I find (pun not intended) the locate command very painful, it rarely produces anything useful when I use it and its command line options don't seem to help very much.
First problem is that by default it returns every single file that has the search expression in its path, so if I search for 'home' for example I get thousands and thousands of lines returned because it lists every sub-directory and file under /home. Surely it would be more useful if it just returned /home plus any files (or other directories) actually called 'home'. As it is the default is nearly always not what one wants.
Secondly I want a search for 'home' to return files and directories called 'home', not ones called 'homeAndAway' or anything else with 'home' in them. If I'm searching for something which has 'home' in it then I'll search for '*home*'.

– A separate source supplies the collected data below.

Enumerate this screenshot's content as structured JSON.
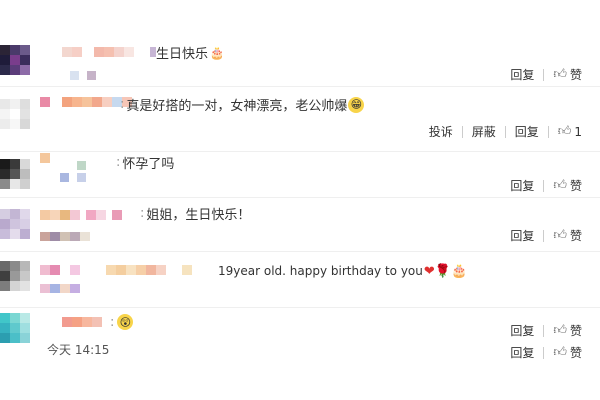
{
  "comments": [
    {
      "text": "生日快乐",
      "emoji": "🎂"
    },
    {
      "text": "真是好搭的一对，女神漂亮，老公帅爆",
      "emoji": "😁"
    },
    {
      "text": "怀孕了吗",
      "emoji": ""
    },
    {
      "text": "姐姐，生日快乐！",
      "emoji": ""
    },
    {
      "text": "19year  old.  happy birthday to you",
      "emoji": "❤🌹🎂"
    },
    {
      "text": "",
      "emoji": "😲"
    }
  ],
  "actions": {
    "reply": "回复",
    "like": "赞",
    "report": "投诉",
    "block": "屏蔽",
    "like_count_row2": "1"
  },
  "timestamp": "今天 14:15"
}
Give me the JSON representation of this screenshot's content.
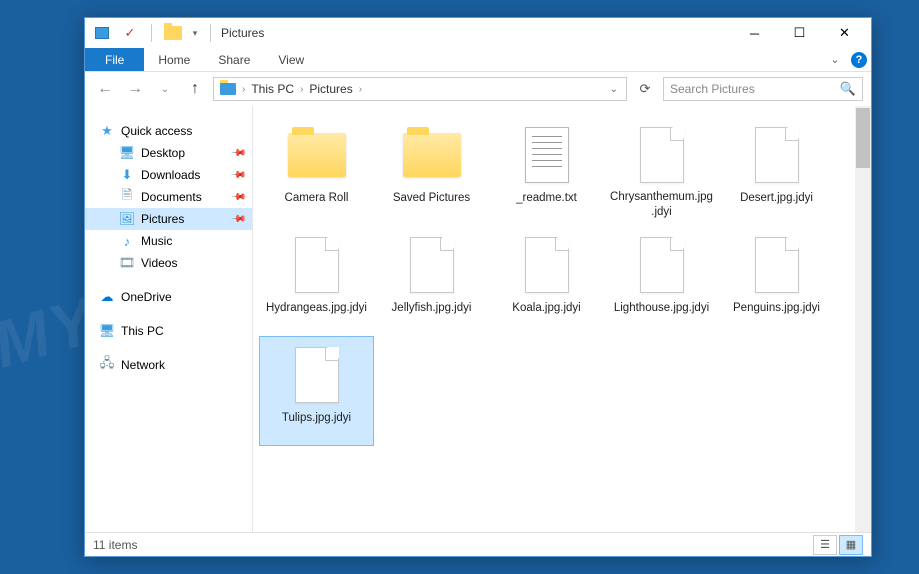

I know there are ways of getting over the above two problems but IMHO the syntax to do so is a bit clumsy and inconvenient. The man page gives the syntax (in the only example it gives, maybe suggesting others have the same complaints as I do) :-
locate -b '\home'
Finally I want some way to exclude large chunks of my system from the search (or to *include* specific areas), my short-term backups are on my desktop system under /bak. As a result locate finds dozens of hits for any file which happens to be in the incremental backups.
If only locate worked the same way as find does, find does almost exactly what I want most of the time (but is very slow of course because it's not got a cron built database).
I guess I'm going to write a custom script round locate that makes it produce results much like find, but quickly. I'm just wondering if someone happens to have done it for me already.